Côté aménagements spécifiques prévus pour reconfigurer cet ancien hôtel ne disposant que de petites chambres, sans cuisine, ni lave linge et dont les douches sont à chaque étage à l'extérieur des chambres, force est de constater que ce bâtiment a été investi sans que soient effectués les travaux qui selon les promoteurs du projet étaient nécessaires pour que ces lieux "soient adaptés à leur nouvelle destination sociale". Pourtant ce centre vise l'accueil de 90 demandeurs d'asile d'ici la fin de l'année.

On ne peut en attendant que souscrire à ce que le Mrap précise à ce sujet au niveau national : « Ces PRAHDA ne correspondent pas aux normes d’hébergements collectifs : le manque de matériel empêche de faire la cuisine pour tous et toutes, l’exiguïté des locaux, le manque de personnel et de moyens et l’éloignement des villes s’apparentent à de la maltraitance institutionnelle, tant du point de vue physique que psychologique ».
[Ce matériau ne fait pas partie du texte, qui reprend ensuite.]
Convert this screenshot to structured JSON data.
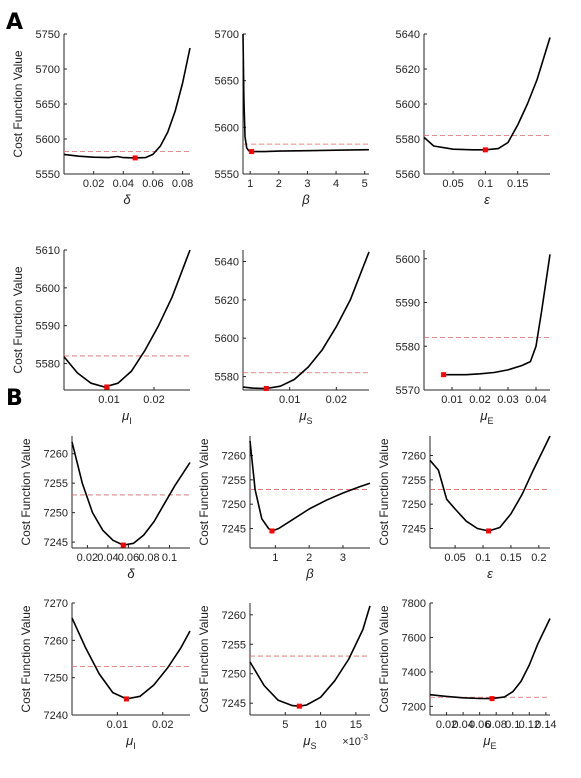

Des questions restent en suspens

On peut vraiment s'étonner qu'une politique visant l’éloignement qui relève traditionnellement davantage de la gestion sécuritaire des flux migratoires que de l’accompagnement social soit confiée à Adoma (ex Sonacotra) devant œuvrer en principe à l'intégration dans la société d’accueil des populations qu'elle héberge. Laisserons nous peu à peu avec ce programme se répandre un nouveau type d'hébergement policier géré par de curieux travailleurs sociaux dont le soutien qu'ils apporteront se concentrera sur une aide à l'expulsion ?

« Toute l’ambiguïté réside dans la superposition de ces deux dispositifs. Comment peut-on d’ailleurs à la fois protéger des personnes jugées vulnérables et chercher à les expulser parce qu’également indésirables? » s’interrogeait déjà en 2016 le sociologue Gilles Frigoli dans un dossier de la Cimade à propos de l'assignation à résidence, à l'occasion d'une enquête menée à Besançon.

Avec l'apparition d'un outil de financement inventif venu d'ailleurs pour satisfaire une commande de l'État, le migrant semble ouvrir soudain un marché où le privé viendrait accaparer des tâches relevant en principe des pouvoirs publics en prétendant à une plus grande efficacité. Tout dépend il est vrai de qui  est considéré comme principal bénéficiaire de cette efficacité. Loin de coûter, le migrant va même pouvoir rapporter davantage ? Et dès lors vous pouvez remarquer que les promoteurs ne parlent plus de risque « d 'appel d'air ».

 - Quand abordera-t-on sur le fond les causes qui contraignent ces migrants à fuir leurs pays alors qu'ils aimeraient pouvoir y vivre ?

- L'assignation à résidence est-elle pas une alternative à la rétention ?

- Le règlement Dublin ne devrait-il pas être abrogé au sein des institutions européennes ? En effet ce recours à cette procédure permet surtout d'augmenter le nombre des expulsions de demandeurs d'asile refusés en fonction de leur lieu d'entrée dans l'espace économique européen et non de la recevabilité de leur demande sur le fond.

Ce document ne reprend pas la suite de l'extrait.